News that US intelligence has monitored vast quantities of French telecommunications data and may even have tapped the phone of German chancellor Angela Merkel, prompted a rare admission from the White House this week that the disclosures “raised legitimate questions for our friends and allies.” As President Obama began apologizing to his most important trans-Atlantic allies, parliamentarians in Canada were pressing their own government to explain why the national intelligence agency had been capturing and analysing data from the Brazilian Ministry of Mines and Energy.

Ever since the British phone-hacking scandals forced the once invulnerable Rupert Murdoch to close one of his most lucrative tabloids, scores of news stories have confirmed the idea that we are now living in a hi-tech Panopticon. This was the ominous name given by the philosopher Jeremy Bentham, in 1787, to a design for institutional buildings that would allow a small number centrally located gatekeepers a privileged overview of their charges, and accord them the “power of mind over mind, in a quantity hitherto without example.”

Bentham demonstrated that a prison fashioned along these lines could function as an idealized penitentiary, a “mill to grind rogues honest,” but he also saw that it could be used for hospitals, mental asylums and to increase productivity in factories. The key to the Panopticon was the control: “The centrality of the presiding person’s situation will have its use at all events,” he observed, “for the purpose of direction and order at least, if for no other.”

Two centuries later, in a memorable analysis of Bentham’s ideas, the French historian of ideas Michele Foucault argued that modernity had dispensed with overt displays of control such as public floggings and executions once it realized how efficiently Benthamite methods could control a restive citizenry. Presciently, Foucault noticed that in Panopticism — his name for what it felt like to be constantly observed by the state — “the surveillance is permanent in its effects, even if it is discontinuous in its action.” The release of KGB archives vindicated Foucault’s description of how badly surveillance erodes trust. In fact nearly every twentieth century flirtation with Panopticism has proved that once people know that they may have lost their privacy, the fear never goes away.

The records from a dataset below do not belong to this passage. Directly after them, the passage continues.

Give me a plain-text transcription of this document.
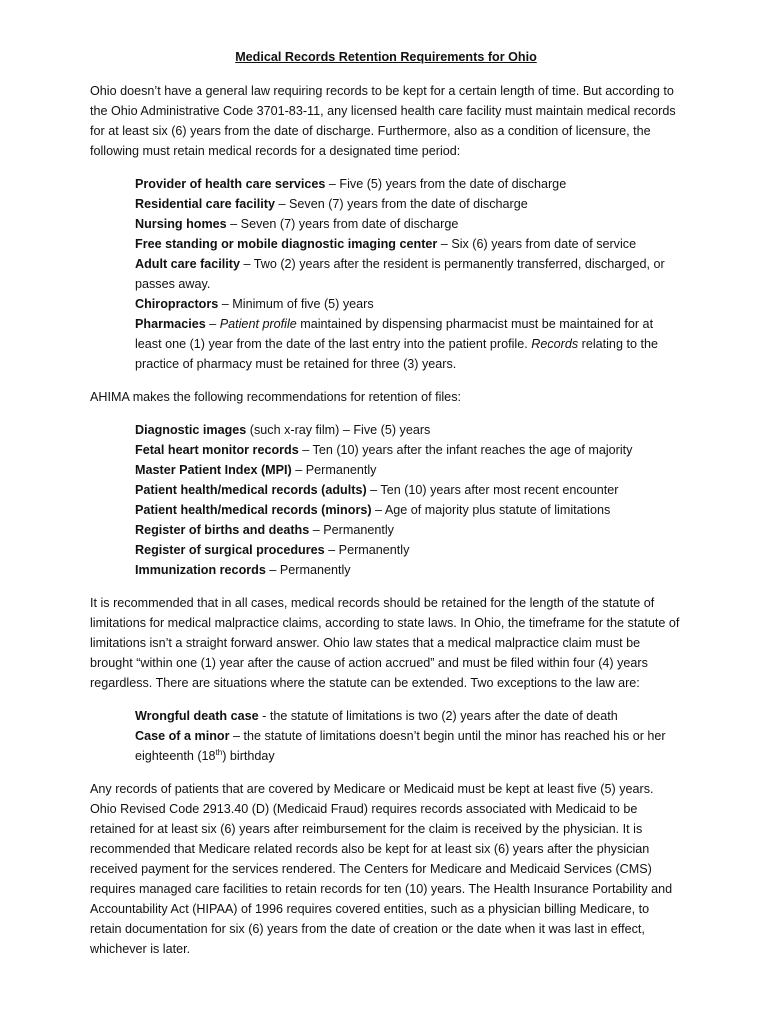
Medical Records Retention Requirements for Ohio

Ohio doesn’t have a general law requiring records to be kept for a certain length of time. But according to the Ohio Administrative Code 3701-83-11, any licensed health care facility must maintain medical records for at least six (6) years from the date of discharge. Furthermore, also as a condition of licensure, the following must retain medical records for a designated time period:

Provider of health care services – Five (5) years from the date of discharge
Residential care facility – Seven (7) years from the date of discharge
Nursing homes – Seven (7) years from date of discharge
Free standing or mobile diagnostic imaging center – Six (6) years from date of service
Adult care facility – Two (2) years after the resident is permanently transferred, discharged, or passes away.
Chiropractors – Minimum of five (5) years
Pharmacies – Patient profile maintained by dispensing pharmacist must be maintained for at least one (1) year from the date of the last entry into the patient profile. Records relating to the practice of pharmacy must be retained for three (3) years.

AHIMA makes the following recommendations for retention of files:

Diagnostic images (such x-ray film) – Five (5) years
Fetal heart monitor records – Ten (10) years after the infant reaches the age of majority
Master Patient Index (MPI) – Permanently
Patient health/medical records (adults) – Ten (10) years after most recent encounter
Patient health/medical records (minors) – Age of majority plus statute of limitations
Register of births and deaths – Permanently
Register of surgical procedures – Permanently
Immunization records – Permanently

It is recommended that in all cases, medical records should be retained for the length of the statute of limitations for medical malpractice claims, according to state laws. In Ohio, the timeframe for the statute of limitations isn’t a straight forward answer. Ohio law states that a medical malpractice claim must be brought “within one (1) year after the cause of action accrued” and must be filed within four (4) years regardless. There are situations where the statute can be extended. Two exceptions to the law are:

Wrongful death case - the statute of limitations is two (2) years after the date of death
Case of a minor – the statute of limitations doesn’t begin until the minor has reached his or her eighteenth (18th) birthday

Any records of patients that are covered by Medicare or Medicaid must be kept at least five (5) years. Ohio Revised Code 2913.40 (D) (Medicaid Fraud) requires records associated with Medicaid to be retained for at least six (6) years after reimbursement for the claim is received by the physician. It is recommended that Medicare related records also be kept for at least six (6) years after the physician received payment for the services rendered. The Centers for Medicare and Medicaid Services (CMS) requires managed care facilities to retain records for ten (10) years. The Health Insurance Portability and Accountability Act (HIPAA) of 1996 requires covered entities, such as a physician billing Medicare, to retain documentation for six (6) years from the date of creation or the date when it was last in effect, whichever is later.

The German public’s response to the new allegations has been instructive. An editorial in one prominent newspaper chided Chancellor Merkel for her passivity in the face of earlier leaks about US espionage. “It is really revealing that Merkel reacts energetically only now,” wrote Die Zeit, “when she is presumably directly affected. That should have been her duty when it was millions of NSA intrusions into the private sphere of German citizens.” Another commentator wrote: “One doesn’t dare imagine how Obama’s secret services deal with enemy states, when we see how they treat their closest allies.”

After the Snowden leaks, the US government and some of its allies have come to seem less like mature democracies than the national security states they overcame in the Cold War. Each new story about intelligence gathered for questionable ends underscores the suspicion that these governments harbour Benthamite dreams of the power of mind over mind, and possess a dangerous self-confidence in their ability to establish direction and order for a large majority.

Given the relative technological backwardness of the Caribbean, one hardly dares to imagine how easily some of these agencies may have mined secrets from our governments and corporations. Even if they haven’t, the loss of trust produced by the ongoing embarrassments in France, Germany, Mexico and elsewhere, make it difficult for us not to fear that we are being watched by a Big Brother, American or otherwise.